Coast Guard Captain Dr. James Rahman later theorized that carbon
monoxide leaking into the Cessna's cabin caused Root to pass out
but that the crash revived him.
He was bleeding from the abdomen and had fractured ribs,
injuries presumed to have been caused by the crash. Root was flown
to a hospital in Hollywood, Fla., where he was reported first in
critical, then in stable condition. Wife Kathy, 35, sent him a
tongue-in-cheek message: "Root, you really did it this time."

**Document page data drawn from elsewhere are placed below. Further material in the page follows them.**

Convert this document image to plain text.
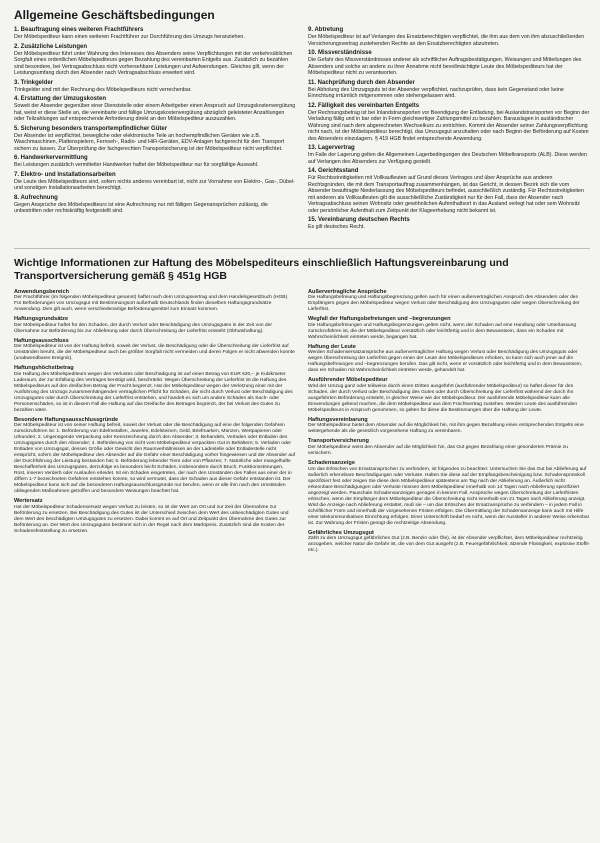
Allgemeine Geschäftsbedingungen
1. Beauftragung eines weiteren Frachtführers

Der Möbelspediteur kann einen weiteren Frachtführer zur Durchführung des Umzugs heranziehen.

2. Zusätzliche Leistungen

Der Möbelspediteur führt unter Wahrung des Interesses des Absenders seine Verpflichtungen mit der verkehrsüblichen Sorgfalt eines ordentlichen Möbelspediteurs gegen Bezahlung des vereinbarten Entgelts aus. Zusätzlich zu bezahlen sind besondere, bei Vertragsabschluss nicht vorhersehbare Leistungen und Aufwendungen. Gleiches gilt, wenn der Leistungsumfang durch den Absender nach Vertragsabschluss erweitert wird.

3. Trinkgelder

Trinkgelder sind mit der Rechnung des Möbelspediteurs nicht verrechenbar.

4. Erstattung der Umzugskosten

Soweit der Absender gegenüber einer Dienststelle oder einem Arbeitgeber einen Anspruch auf Umzugskostenvergütung hat, weist er diese Stelle an, die vereinbarte und fällige Umzugskostenvergütung abzüglich geleisteter Anzahlungen oder Teilzahlungen auf entsprechende Anforderung direkt an den Möbelspediteur auszuzahlen.

5. Sicherung besonders transportempfindlicher Güter

Der Absender ist verpflichtet, bewegliche oder elektronische Teile an hochempfindlichen Geräten wie z.B. Waschmaschinen, Plattenspielern, Fernseh-, Radio- und HiFi-Geräten, EDV-Anlagen fachgerecht für den Transport sichern zu lassen. Zur Überprüfung der fachgerechten Transportsicherung ist der Möbelspediteur nicht verpflichtet.

6. Handwerkervermittlung

Bei Leistungen zusätzlich vermittelter Handwerker haftet der Möbelspediteur nur für sorgfältige Auswahl.

7. Elektro- und Installationsarbeiten

Die Leute des Möbelspediteurs sind, sofern nichts anderes vereinbart ist, nicht zur Vornahme von Elektro-, Gas-, Dübel- und sonstigen Installationsarbeiten berechtigt.

8. Aufrechnung

Gegen Ansprüche des Möbelspediteurs ist eine Aufrechnung nur mit fälligen Gegenansprüchen zulässig, die unbestritten oder rechtskräftig festgestellt sind.

9. Abtretung

Der Möbelspediteur ist auf Verlangen des Ersatzberechtigten verpflichtet, die ihm aus dem von ihm abzuschließenden Versicherungsvertrag zustehenden Rechte an den Ersatzberechtigten abzutreten.

10. Missverständnisse

Die Gefahr des Missverständnisses anderer als schriftlicher Auftragsbestätigungen, Weisungen und Mitteilungen des Absenders und solche an andere zu ihrer Annahme nicht bevollmächtigte Leute des Möbelspediteurs hat der Möbelspediteur nicht zu verantworten.

11. Nachprüfung durch den Absender

Bei Abholung des Umzugsguts ist der Absender verpflichtet, nachzuprüfen, dass kein Gegenstand oder keine Einrichtung irrtümlich mitgenommen oder stehengelassen wird.

12. Fälligkeit des vereinbarten Entgelts

Der Rechnungsbetrag ist bei Inlandstransporten vor Beendigung der Entladung, bei Auslandstransporten vor Beginn der Verladung fällig und in bar oder in Form gleichwertiger Zahlungsmittel zu bezahlen. Barauslagen in ausländischer Währung sind nach dem abgerechneten Wechselkurs zu entrichten. Kommt der Absender seiner Zahlungsverpflichtung nicht nach, ist der Möbelspediteur berechtigt, das Umzugsgut anzuhalten oder nach Beginn der Beförderung auf Kosten des Absenders einzulagern. § 419 HGB findet entsprechende Anwendung.

13. Lagervertrag

Im Falle der Lagerung gelten die Allgemeinen Lagerbedingungen des Deutschen Möbeltransports (ALB). Diese werden auf Verlangen des Absenders zur Verfügung gestellt.

14. Gerichtsstand

Für Rechtsstreitigkeiten mit Vollkaufleuten auf Grund dieses Vertrages und über Ansprüche aus anderen Rechtsgründen, die mit dem Transportauftrag zusammenhängen, ist das Gericht, in dessen Bezirk sich die vom Absender beauftragte Niederlassung des Möbelspediteurs befindet, ausschließlich zuständig. Für Rechtsstreitigkeiten mit anderen als Vollkaufleuten gilt die ausschließliche Zuständigkeit nur für den Fall, dass der Absender nach Vertragsabschluss seinen Wohnsitz oder gewöhnlichen Aufenthaltsort in das Ausland verlegt hat oder sein Wohnsitz oder persönlicher Aufenthalt zum Zeitpunkt der Klageerhebung nicht bekannt ist.

15. Vereinbarung deutschen Rechts

Es gilt deutsches Recht.

Wichtige Informationen zur Haftung des Möbelspediteurs einschließlich Haftungsvereinbarung und Transportversicherung gemäß § 451g HGB
Anwendungsbereich

Der Frachtführer (im folgenden Möbelspediteur genannt) haftet nach dem Umzugsvertrag und dem Handelsgesetzbuch (HGB). Für Beförderungen von Umzugsgut mit Bestimmungsort außerhalb Deutschlands finden dieselben Haftungsgrundsätze Anwendung. Dies gilt auch, wenn verschiedenartige Beförderungsmittel zum Einsatz kommen.

Haftungsgrundsätze

Der Möbelspediteur haftet für den Schaden, der durch Verlust oder Beschädigung des Umzugsgutes in der Zeit von der Übernahme zur Beförderung bis zur Ablieferung oder durch Überschreitung der Lieferfrist entsteht (Obhutshaftung).

Haftungsausschluss

Der Möbelspediteur ist von der Haftung befreit, soweit der Verlust, die Beschädigung oder die Überschreitung der Lieferfrist auf Umständen beruht, die der Möbelspediteur auch bei größter Sorgfalt nicht vermeiden und deren Folgen er nicht abwenden konnte (unabwendbares Ereignis).

Haftungshöchstbetrag

Die Haftung des Möbelspediteurs wegen des Verlustes oder Beschädigung ist auf einen Betrag von EUR 620,– je Kubikmeter Laderaum, der zur Erfüllung des Vertrages benötigt wird, beschränkt. Wegen Überschreitung der Lieferfrist ist die Haftung des Möbelspediteurs auf den dreifachen Betrag der Fracht begrenzt. Hat der Möbelspediteur wegen der Verletzung einer mit der Ausführung des Umzugs zusammenhängenden vertraglichen Pflicht für Schäden, die nicht durch Verlust oder Beschädigung des Umzugsgutes oder durch Überschreitung der Lieferfrist entstehen, und handelt es sich um andere Schäden als Sach- oder Personenschäden, so ist in diesem Fall die Haftung auf das Dreifache des Betrages begrenzt, der bei Verlust des Gutes zu bezahlen wäre.

Besondere Haftungsausschlussgründe

Der Möbelspediteur ist von seiner Haftung befreit, soweit der Verlust oder die Beschädigung auf eine der folgenden Gefahren zurückzuführen ist: 1. Beförderung von Edelmetallen, Juwelen, Edelsteinen, Geld, Briefmarken, Münzen, Wertpapieren oder Urkunden; 2. Ungenügende Verpackung oder Kennzeichnung durch den Absender; 3. Behandeln, Verladen oder Entladen des Umzugsgutes durch den Absender; 4. Beförderung von nicht vom Möbelspediteur verpackten Gut in Behältern; 5. Verladen oder Entladen von Umzugsgut, dessen Größe oder Gewicht den Raumverhältnissen an der Ladestelle oder Entladestelle nicht entspricht, sofern der Möbelspediteur den Absender auf die Gefahr einer Beschädigung vorher hingewiesen und der Absender auf der Durchführung der Leistung bestanden hat; 6. Beförderung lebender Tiere oder von Pflanzen; 7. Natürliche oder mangelhafte Beschaffenheit des Umzugsgutes, derzufolge es besonders leicht Schäden, insbesondere durch Bruch, Funktionsstörungen, Rost, inneren Verderb oder Auslaufen erleidet. Ist ein Schaden eingetreten, der nach den Umständen des Falles aus einer der in Ziffern 1-7 bezeichneten Gefahren entstehen konnte, so wird vermutet, dass der Schaden aus dieser Gefahr entstanden ist. Der Möbelspediteur kann sich auf die besonderen Haftungsausschlussgründe nur berufen, wenn er alle ihm nach den Umständen obliegenden Maßnahmen getroffen und besondere Weisungen beachtet hat.

Wertersatz

Hat der Möbelspediteur Schadensersatz wegen Verlust zu leisten, so ist der Wert am Ort und zur Zeit der Übernahme zur Beförderung zu ersetzen. Bei Beschädigung des Gutes ist der Unterschied zwischen dem Wert des unbeschädigten Gutes und dem Wert des beschädigten Umzugsgutes zu ersetzen. Dabei kommt es auf Ort und Zeitpunkt des Übernahme des Gutes zur Beförderung an. Der Wert des Umzugsgutes bestimmt sich in der Regel nach dem Marktpreis. Zusätzlich sind die Kosten der Schadensfeststellung zu ersetzen.

Außervertragliche Ansprüche

Die Haftungsbefreiung und Haftungsbegrenzung gelten auch für einen außervertraglichen Anspruch des Absenders oder des Empfängers gegen den Möbelspediteur wegen Verlust oder Beschädigung des Umzugsgutes oder wegen Überschreitung der Lieferfrist.

Wegfall der Haftungsbefreiungen und –begrenzungen

Die Haftungsbefreiungen und Haftungsbegrenzungen gelten nicht, wenn der Schaden auf eine Handlung oder Unterlassung zurückzuführen ist, die der Möbelspediteur vorsätzlich oder leichtfertig und in dem Bewusstsein, dass ein Schaden mit Wahrscheinlichkeit eintreten werde, begangen hat.

Haftung der Leute

Werden Schadensersatzansprüche aus außervertraglicher Haftung wegen Verlust oder Beschädigung des Umzugsguts oder wegen Überschreitung der Lieferfrist gegen einen der Leute des Möbelspediteurs erhoben, so kann sich auch jener auf die Haftungsbefreiungen und –begrenzungen berufen. Das gilt nicht, wenn er vorsätzlich oder leichtfertig und in dem Bewusstsein, dass ein Schaden mit Wahrscheinlichkeit eintreten werde, gehandelt hat.

Ausführender Möbelspediteur

Wird der Umzug ganz oder teilweise durch einen Dritten ausgeführt (ausführender Möbelspediteur) so haftet dieser für den Schaden, der durch Verlust oder Beschädigung des Gutes oder durch Überschreitung der Lieferfrist während der durch ihn ausgeführten Beförderung entsteht, in gleicher Weise wie der Möbelspediteur. Der ausführende Möbelspediteur kann alle Einwendungen geltend machen, die dem Möbelspediteur aus dem Frachtvertrag zustehen. Werden Leute des ausführenden Möbelspediteurs in Anspruch genommen, so gelten für diese die Bestimmungen über die Haftung der Leute.

Haftungsvereinbarung

Der Möbelspediteur bietet dem Absender auf die Möglichkeit hin, mit ihm gegen Bezahlung eines entsprechenden Entgelts eine weitergehende als die gesetzlich vorgesehene Haftung zu vereinbaren.

Transportversicherung

Der Möbelspediteur weist den Absender auf die Möglichkeit hin, das Gut gegen Bezahlung einer gesonderten Prämie zu versichern.

Schadensanzeige

Um das Erlöschen von Ersatzansprüchen zu verhindern, ist folgendes zu beachten: Untersuchen Sie das Gut bei Ablieferung auf äußerlich erkennbare Beschädigungen oder Verluste. Halten Sie diese auf der Empfangsbescheinigung bzw. Schadensprotokoll spezifiziert fest oder zeigen Sie diese dem Möbelspediteur spätestens am Tag nach der Ablieferung an. Äußerlich nicht erkennbare Beschädigungen oder Verluste müssen dem Möbelspediteur innerhalb von 14 Tagen nach Ablieferung spezifiziert angezeigt werden. Pauschale Schadensanzeigen genügen in keinem Fall. Ansprüche wegen Überschreitung der Lieferfristen erlöschen, wenn der Empfänger dem Möbelspediteur die Überschreitung nicht innerhalb von 21 Tagen nach Ablieferung anzeigt. Wird die Anzeige nach Ablieferung erstattet, muß sie – um das Erlöschen der Ersatzansprüche zu verhindern – in jedem Fall in schriftlicher Form und innerhalb der vorgesehenen Fristen erfolgen. Die Übermittlung der Schadensanzeige kann auch mit Hilfe einer telekommunikativen Einrichtung erfolgen. Einer Unterschrift bedarf es nicht, wenn der Aussteller in anderer Weise erkennbar ist. Zur Wahrung der Fristen genügt die rechtzeitige Absendung.

Gefährliches Umzugsgut

Zählt zu dem Umzugsgut gefährliches Gut (z.B. Benzin oder Öle), ist der Absender verpflichtet, dem Möbelspediteur rechtzeitig anzugeben, welcher Natur die Gefahr ist, die von dem Gut ausgeht (z.B. Feuergefährlichkeit, ätzende Flüssigkeit, explosive Stoffe etc.).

But on Friday Hollywood police chief Richard Witt made a
startling report. Exploratory surgery had led doctors to conclude
that Root's injuries resulted from a gunshot wound -- apparently
inflicted in the air and at such close range that a powder burn
surrounded the entrance hole.
After quizzing Root for 40 minutes, Andrew Alston, an
investigator for the National Transportation Safety Board, said the
pilot admitted keeping a .32-cal. revolver in his plane's glove
compartment. But Root insisted that he recalled nothing about his
flight from the moment he blacked out from "a shortness of breath"
until it ended in the water.
Had Root tried to commit suicide and staged an elaborate show
to make his death look like an accident? Brett Geer, a
brother-in-law who talked with Root in the hospital Friday,
speculated that the lawyer's gun may have gone off during the
crash. Root, a father of three, is an avid gun collector. Last
April, in a check of the Virginia hangar where he kept his plane,
the police found 35 weapons; one was unregistered.
One possible motive for suicide came to light when North
Carolina's secretary of state disclosed that his office was
investigating Root's role in an alleged security fraud. The FCC had
rebuked him for mishandling procedures in his law practice, which
specializes in helping investors get radio-station licenses. Root,
who is said to be in financial difficulty, is under investigation
by the U.S. Customs Service as a possible drug smuggler.
Whether these problems had anything to do with the bizarre
journey remained a mystery at week's end. But if Root's flight does
turn out to have been a suicide mission, no one will be more
shocked than the rescuers who saw him madly swimming for dear life.